Впрочем, не уступал Калинушкину в популярности и Мунко Лапцуй, ненец из ямальской тундры. Его присутствие в группе избавляло разведчиков от всяких случайностей и неожиданностей. Мунко был глаза и уши группы, ее недремлющей первобытной душой. С неизменной трубочкой в зубах и ременным арканом у пояса, он появлялся и исчезал, как тень. Оленевод и охотник, он был сыном своего племени; мог сутками не есть, с терпеливостью стоика переносил холод и жару, не знал усталости. Он жил, казалось, как и все люди, но на самом деле у него не было своей жизни. Дитя природы, он жил ее жизнью, как олень в тундре, рыба в озерах, птицы в небе. В его раскосых непроницаемых глазах покоилось равнодушие татарского властителя, а ленивая медлительность тела заставляла думать о медлительности мысли и души. То и другое было обманчивым. Глаза Мунко видели и подмечали все, а его сухое тело могло в любой момент сократиться с упругостью и стремительностью тетивы. Лишь один недостаток числился за ним: нарушая неписаный закон разведчиков, он ни за что на свете не соглашался расстаться с трубкой и курил ее, казалось, днем и ночью. Ни уговоры, ни угрозы начальства отчислить Мунко из разведки на него не действовали. В конце концов на ненца махнули рукой, прикрывшись для видимости тем, что Мунко-де пользуется не спичками, а кресалом. Все понимали, что разница между ними небольшая, но даже у самых ярых гонителей недостало духу лишить разведотряд его знаменитого следопыта.

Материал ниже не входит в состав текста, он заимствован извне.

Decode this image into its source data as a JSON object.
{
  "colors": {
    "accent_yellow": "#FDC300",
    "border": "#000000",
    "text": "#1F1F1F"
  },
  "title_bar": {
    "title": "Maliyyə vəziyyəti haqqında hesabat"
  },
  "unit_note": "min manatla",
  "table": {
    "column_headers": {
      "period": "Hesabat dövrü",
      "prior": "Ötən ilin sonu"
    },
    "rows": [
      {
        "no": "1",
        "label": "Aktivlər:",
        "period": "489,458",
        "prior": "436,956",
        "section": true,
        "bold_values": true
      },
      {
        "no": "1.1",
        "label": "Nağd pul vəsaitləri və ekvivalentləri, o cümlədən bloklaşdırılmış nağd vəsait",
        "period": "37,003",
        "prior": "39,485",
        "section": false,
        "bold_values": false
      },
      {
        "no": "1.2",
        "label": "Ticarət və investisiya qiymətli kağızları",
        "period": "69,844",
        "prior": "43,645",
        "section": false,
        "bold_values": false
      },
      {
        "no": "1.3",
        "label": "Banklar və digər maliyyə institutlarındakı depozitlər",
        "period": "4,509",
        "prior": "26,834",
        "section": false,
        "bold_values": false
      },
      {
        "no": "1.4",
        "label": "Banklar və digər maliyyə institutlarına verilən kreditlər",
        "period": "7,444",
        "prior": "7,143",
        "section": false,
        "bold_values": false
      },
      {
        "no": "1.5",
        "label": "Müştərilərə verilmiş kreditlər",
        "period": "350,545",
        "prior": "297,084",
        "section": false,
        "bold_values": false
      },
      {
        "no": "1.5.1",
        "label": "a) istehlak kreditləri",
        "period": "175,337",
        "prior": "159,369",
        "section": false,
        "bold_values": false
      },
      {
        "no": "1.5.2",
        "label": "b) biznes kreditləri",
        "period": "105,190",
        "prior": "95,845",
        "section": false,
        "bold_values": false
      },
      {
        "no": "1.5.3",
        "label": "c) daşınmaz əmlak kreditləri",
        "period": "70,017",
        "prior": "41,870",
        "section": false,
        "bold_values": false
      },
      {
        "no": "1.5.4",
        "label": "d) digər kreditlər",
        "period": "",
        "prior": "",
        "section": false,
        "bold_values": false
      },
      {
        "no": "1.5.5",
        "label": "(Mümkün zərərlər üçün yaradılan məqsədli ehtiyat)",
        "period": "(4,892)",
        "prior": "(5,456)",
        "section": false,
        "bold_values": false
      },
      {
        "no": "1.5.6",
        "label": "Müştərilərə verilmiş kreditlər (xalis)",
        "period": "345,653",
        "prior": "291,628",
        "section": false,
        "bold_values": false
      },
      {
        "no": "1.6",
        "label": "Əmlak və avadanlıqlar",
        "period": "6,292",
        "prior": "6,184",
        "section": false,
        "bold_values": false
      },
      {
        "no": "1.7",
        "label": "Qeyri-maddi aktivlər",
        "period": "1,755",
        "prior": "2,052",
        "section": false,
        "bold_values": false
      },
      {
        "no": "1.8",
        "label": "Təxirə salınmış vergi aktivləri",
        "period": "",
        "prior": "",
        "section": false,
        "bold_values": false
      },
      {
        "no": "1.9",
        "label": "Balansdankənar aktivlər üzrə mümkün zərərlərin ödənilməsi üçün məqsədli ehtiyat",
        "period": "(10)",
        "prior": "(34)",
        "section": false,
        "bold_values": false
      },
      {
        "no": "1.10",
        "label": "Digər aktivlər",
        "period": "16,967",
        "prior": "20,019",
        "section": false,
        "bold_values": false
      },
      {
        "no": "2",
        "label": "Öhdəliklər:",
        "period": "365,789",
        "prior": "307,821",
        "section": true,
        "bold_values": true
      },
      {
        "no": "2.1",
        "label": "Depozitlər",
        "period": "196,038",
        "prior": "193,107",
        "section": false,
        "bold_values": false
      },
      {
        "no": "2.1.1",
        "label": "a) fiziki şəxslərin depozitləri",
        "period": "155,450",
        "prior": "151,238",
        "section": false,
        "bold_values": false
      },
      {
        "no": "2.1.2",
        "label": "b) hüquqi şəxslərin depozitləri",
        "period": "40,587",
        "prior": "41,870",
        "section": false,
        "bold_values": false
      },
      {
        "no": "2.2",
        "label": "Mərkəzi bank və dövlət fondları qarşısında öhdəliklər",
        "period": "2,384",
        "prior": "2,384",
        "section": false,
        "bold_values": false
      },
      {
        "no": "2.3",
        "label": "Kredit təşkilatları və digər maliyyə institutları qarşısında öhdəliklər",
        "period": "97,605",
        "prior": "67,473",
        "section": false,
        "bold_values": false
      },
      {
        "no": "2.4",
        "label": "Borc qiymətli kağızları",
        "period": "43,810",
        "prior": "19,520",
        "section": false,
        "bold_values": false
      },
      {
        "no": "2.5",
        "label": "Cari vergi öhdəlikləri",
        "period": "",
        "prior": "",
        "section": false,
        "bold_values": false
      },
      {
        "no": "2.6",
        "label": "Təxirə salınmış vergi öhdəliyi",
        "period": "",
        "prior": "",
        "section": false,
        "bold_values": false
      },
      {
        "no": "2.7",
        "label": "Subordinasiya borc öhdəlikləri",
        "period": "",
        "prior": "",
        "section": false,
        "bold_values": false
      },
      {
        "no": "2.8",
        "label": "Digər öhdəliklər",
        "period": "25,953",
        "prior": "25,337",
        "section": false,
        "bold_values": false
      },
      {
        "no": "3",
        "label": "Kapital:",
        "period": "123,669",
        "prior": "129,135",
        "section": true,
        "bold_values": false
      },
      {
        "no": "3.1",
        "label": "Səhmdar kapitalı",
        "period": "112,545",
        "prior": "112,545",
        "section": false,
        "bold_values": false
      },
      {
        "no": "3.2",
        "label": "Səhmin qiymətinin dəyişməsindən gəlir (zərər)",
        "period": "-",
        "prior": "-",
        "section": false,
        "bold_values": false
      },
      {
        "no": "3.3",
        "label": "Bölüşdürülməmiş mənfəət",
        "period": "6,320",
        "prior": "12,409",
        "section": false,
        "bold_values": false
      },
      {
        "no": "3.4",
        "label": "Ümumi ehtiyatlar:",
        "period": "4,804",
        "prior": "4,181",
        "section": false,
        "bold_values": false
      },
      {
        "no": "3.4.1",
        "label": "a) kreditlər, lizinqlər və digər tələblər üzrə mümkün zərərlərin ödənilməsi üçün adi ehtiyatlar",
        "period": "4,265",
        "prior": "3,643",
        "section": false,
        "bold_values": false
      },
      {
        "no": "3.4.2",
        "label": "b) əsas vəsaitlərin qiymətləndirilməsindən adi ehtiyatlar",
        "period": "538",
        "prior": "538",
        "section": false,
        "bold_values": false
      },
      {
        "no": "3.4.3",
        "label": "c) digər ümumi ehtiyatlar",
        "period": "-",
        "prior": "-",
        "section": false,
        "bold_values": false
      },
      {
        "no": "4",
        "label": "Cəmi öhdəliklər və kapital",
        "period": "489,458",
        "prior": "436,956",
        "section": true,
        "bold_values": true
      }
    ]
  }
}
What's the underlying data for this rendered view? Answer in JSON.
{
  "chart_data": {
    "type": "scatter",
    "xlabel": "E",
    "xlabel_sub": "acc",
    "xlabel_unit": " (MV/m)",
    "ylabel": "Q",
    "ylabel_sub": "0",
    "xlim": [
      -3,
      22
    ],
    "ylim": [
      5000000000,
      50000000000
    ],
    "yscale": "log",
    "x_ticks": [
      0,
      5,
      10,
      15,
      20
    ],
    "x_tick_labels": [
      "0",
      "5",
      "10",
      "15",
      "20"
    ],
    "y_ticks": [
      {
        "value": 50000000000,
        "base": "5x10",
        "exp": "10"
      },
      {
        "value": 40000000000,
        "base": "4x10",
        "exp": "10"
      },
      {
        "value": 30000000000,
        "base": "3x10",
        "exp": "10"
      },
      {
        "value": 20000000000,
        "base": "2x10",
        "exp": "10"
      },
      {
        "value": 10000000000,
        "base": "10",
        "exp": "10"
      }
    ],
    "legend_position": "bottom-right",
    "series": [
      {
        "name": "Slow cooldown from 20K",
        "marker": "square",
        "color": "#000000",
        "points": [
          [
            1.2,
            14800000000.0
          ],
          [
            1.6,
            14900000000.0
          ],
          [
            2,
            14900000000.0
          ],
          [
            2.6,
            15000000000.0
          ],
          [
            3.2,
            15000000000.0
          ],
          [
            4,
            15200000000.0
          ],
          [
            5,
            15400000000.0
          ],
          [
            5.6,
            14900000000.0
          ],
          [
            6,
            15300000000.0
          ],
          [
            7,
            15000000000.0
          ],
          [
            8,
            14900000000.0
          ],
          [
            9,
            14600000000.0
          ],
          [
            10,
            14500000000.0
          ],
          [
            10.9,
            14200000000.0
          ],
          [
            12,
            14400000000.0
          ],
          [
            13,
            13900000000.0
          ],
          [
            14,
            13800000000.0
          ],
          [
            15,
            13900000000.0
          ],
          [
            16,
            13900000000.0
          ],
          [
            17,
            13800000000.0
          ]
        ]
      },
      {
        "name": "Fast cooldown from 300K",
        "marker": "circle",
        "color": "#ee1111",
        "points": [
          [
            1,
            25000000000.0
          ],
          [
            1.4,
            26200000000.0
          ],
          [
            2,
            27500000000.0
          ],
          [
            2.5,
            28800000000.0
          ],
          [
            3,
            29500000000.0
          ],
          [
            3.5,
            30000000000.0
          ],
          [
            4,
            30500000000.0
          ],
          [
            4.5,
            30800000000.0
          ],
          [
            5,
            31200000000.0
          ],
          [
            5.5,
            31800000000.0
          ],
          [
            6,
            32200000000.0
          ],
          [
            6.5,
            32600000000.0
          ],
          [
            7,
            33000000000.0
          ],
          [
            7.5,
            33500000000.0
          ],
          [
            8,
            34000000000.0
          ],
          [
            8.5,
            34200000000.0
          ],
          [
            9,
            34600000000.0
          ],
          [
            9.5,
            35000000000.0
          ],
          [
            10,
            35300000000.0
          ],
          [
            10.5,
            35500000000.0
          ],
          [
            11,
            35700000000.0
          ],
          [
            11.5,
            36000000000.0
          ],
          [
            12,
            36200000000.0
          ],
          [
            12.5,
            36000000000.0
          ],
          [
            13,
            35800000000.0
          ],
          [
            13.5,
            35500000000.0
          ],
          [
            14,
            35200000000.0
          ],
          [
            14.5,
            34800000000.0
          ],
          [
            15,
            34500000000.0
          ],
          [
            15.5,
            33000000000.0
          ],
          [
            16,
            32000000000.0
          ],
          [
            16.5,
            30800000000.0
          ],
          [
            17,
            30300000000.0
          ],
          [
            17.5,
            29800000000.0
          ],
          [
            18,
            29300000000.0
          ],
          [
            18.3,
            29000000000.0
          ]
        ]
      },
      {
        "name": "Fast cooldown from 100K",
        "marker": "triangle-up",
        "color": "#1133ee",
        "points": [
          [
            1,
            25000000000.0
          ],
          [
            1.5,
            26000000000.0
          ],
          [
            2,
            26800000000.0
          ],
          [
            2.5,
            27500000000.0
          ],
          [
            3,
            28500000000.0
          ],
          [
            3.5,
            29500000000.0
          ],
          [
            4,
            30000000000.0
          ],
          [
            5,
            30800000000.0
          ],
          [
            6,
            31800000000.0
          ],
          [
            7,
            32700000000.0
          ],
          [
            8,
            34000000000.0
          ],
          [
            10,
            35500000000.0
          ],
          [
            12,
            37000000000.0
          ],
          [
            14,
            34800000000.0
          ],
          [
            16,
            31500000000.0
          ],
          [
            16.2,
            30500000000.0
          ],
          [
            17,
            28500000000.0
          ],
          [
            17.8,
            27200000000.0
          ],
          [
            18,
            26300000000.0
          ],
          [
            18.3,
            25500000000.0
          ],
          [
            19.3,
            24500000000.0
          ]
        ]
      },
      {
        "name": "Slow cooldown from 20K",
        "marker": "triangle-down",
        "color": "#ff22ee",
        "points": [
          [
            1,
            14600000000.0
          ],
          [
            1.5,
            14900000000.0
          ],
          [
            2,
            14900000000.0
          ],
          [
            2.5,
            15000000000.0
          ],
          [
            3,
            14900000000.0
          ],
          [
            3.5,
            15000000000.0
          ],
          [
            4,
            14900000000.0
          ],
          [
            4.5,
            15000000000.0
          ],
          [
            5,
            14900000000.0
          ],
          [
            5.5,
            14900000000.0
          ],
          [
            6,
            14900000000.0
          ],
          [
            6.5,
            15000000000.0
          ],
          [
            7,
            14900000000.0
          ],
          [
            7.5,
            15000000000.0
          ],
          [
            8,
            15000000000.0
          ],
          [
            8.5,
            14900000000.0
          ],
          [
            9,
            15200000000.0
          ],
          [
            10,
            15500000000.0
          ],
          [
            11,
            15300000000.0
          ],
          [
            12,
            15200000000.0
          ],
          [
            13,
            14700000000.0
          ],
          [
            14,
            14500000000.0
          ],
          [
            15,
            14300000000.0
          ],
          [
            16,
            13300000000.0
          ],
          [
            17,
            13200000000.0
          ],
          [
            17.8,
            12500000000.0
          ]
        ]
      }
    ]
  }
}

Четвертым в списке стоял Иван Рында, самый молодой и внушающий Баландину некоторые опасения. Нет, Баландин не сомневался в Рынде как в разведчике, иначе он не включил бы его в группу; его опасения были иного свойства. Баландина давно настораживали замкнутость Рынды и его неистовость в бою.

Тихий и ничем не выделяющийся в обычных условиях, он преображался в предвкушении любого риска, любого рейда в тыл, становился нетерпеливым и жестким. Его смелости и дерзости удивлялись даже старые разведчики. Но бесполезно было приказывать Рынде привести “языка”. Вид живых немцев был для него невыносим. Он умерщвлял их при каждом удобном случае. Баландин знал, что у этого белорусского парня была в жизни трагедия: на глазах Ивана немцы зверски убили его мать и сестру. Это и ожесточило Рынду, и он при каждом удобном случае пускался на такие рискованные дела, которые не могли быть оправданы ни обстановкой, ни человеческой логикой. Когда же не ходил в разведку, Рында или отсыпался, или коротал время в одиночестве.

Баландин не сомневался, что Рында вызовется добровольцем. И не ошибся. Однако сначала не хотел зачислять его в группу. Но, взвесив все, переменил решение. Рында был первоклассным сапером и подрывником, и это обстоятельство перетянуло чашу весов на его сторону.